Crossing Sentinel Bridge to Yosemite Village we halt at the Sentinel Hotel which, with the cottages opposite, occupies the site of the old Indian village Haw-kaw-koo´-e-tah, the home of the band called Yo-ham´-i-te, for whom the valley was named. A short distance beyond is the office of the U.S. National Park Service, where all campers should stop and register.

We continue up the canyon, now paralleling the south river margin thru a beautiful pine, fir and cedar forest. Thru the trees we now and then catch a glimpse of the Quarter Domes beyond the dominating Half Dome, and finally the summit of Clouds Rest. Three-quarters of a mile from the village is the picturesque Sierra Club Lodge at the right of the road. A short distance further is Camp Curry, delightfully situated among the giant pines and cedars at the base of the towering cliff of Glacier Point. At this spot was the large Indian village of Too-yu´-yu´-yu, and a short distance to the northeast in the meadow was Too-lah´-kah´-mah. This famous hostelry, Camp Curry, is the final destination of all stages. The road continues up the canyon to Happy Isles.

ROAD TRIP I-A

POHONO BRIDGE TO YOSEMITE via BRIDALVEIL ROAD

(5 miles—20 minutes by stage)

The Bridalveil Road, ascending the south side of the valley, is scenically superior to the north, or El Capitan Road. Crossing Pohono Bridge to the south side of the Merced the road immediately enters a dense and beautiful forest. A short distance takes us to Fern Spring, justly famous for the purity of its ice cold water. One-half mile beyond we suddenly emerge at Bridalveil Meadows, obtaining a most charming view of the Gates of the Valley. At the right, Bridalveil Fall leaps 630 feet from its hanging valley, the one side of which is formed by the massively sculptured Cathedral Rocks, and the other by a solid granite ridge terminating at Leaning Tower, another eminence of the turreted south wall. On the opposite side of the canyon rises the sheer face of El Capitan. In the recess at its west the evanescent streamer of Ribbon Fall descends in a lace-like film.

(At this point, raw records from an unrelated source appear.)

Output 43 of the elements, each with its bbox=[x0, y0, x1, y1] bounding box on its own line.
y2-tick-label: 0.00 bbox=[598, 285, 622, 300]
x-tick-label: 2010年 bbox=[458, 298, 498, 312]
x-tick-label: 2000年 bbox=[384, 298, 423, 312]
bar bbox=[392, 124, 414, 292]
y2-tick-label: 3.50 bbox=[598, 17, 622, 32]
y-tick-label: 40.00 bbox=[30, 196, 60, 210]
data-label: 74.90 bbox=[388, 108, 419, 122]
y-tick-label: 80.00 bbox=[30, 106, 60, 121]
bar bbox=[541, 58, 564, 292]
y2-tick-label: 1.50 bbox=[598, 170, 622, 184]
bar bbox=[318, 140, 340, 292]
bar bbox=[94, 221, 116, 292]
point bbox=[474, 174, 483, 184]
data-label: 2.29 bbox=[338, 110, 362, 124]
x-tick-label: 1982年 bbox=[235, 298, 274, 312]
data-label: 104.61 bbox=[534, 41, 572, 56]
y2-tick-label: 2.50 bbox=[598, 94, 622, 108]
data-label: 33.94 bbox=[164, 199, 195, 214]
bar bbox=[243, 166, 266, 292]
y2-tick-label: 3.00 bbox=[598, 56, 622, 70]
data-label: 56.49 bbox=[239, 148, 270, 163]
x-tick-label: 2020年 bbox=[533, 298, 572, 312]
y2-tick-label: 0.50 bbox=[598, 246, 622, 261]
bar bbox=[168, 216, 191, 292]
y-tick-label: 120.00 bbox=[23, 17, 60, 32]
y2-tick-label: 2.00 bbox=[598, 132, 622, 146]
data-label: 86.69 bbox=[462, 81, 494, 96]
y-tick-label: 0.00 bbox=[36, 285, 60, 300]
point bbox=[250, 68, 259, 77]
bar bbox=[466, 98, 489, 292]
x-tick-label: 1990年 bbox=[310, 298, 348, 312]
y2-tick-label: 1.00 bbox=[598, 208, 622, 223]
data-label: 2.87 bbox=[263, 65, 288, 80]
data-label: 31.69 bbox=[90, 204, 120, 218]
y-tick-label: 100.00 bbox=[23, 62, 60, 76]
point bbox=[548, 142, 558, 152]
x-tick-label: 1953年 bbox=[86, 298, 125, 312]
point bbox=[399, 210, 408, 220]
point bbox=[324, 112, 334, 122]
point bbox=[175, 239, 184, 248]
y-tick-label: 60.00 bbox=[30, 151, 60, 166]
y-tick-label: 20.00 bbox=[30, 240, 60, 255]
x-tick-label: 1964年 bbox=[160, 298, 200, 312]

At the edge of the meadow about 100 feet north of the road a dense grove of oaks and pines shelters the graves of two pioneers, Rose and Shurban, who were massacred here by the Indians in May, 1852. Near the river was once the Indian village of Sap-pah´-sam-mah. The road now passes near Bridalveil Fall, charming glimpses of which are now and then revealed. A subsidiary road turns to the right and leads to the foot of the falls. This short side trip should be taken by all visitors. Just below a very large rock at the east margin of the stream is the site of the ancient village of Lem-me´-hitch´-ke. In view of this fact, our stories of the Indians' great fear of Pohono, "the spirit of the evil wind," may be somewhat overdrawn.

Just below the imposing buttress of the lowermost of the Cathedral Rocks is El Capitan Bridge, and near it Lo-to-ya (Flower) Spring. North of the river is El Capitan Checking Station and the terminus of the Big Oak Flat Road (Road Trip IV). East of Cathedral Rocks we are treated to a sudden view of the two marvelously slender Cathedral Spires, each rising 500 feet from its base and appearing to tower even above the Yosemite rim. Directly opposite across El Capitan Meadows is a most comprehensive view of the mighty wall of Tote-ack-ah-noo-la, the "Rock Chief" of the Indians, whose title was merely translated into Spanish to make the present name. Chauffeurs often point out the likeness of the chief and other more or less imaginary mural images. In a shallow niche 1189 feet above the road stands a hardy Jeffrey pine 82.4 feet high and two feet in diameter.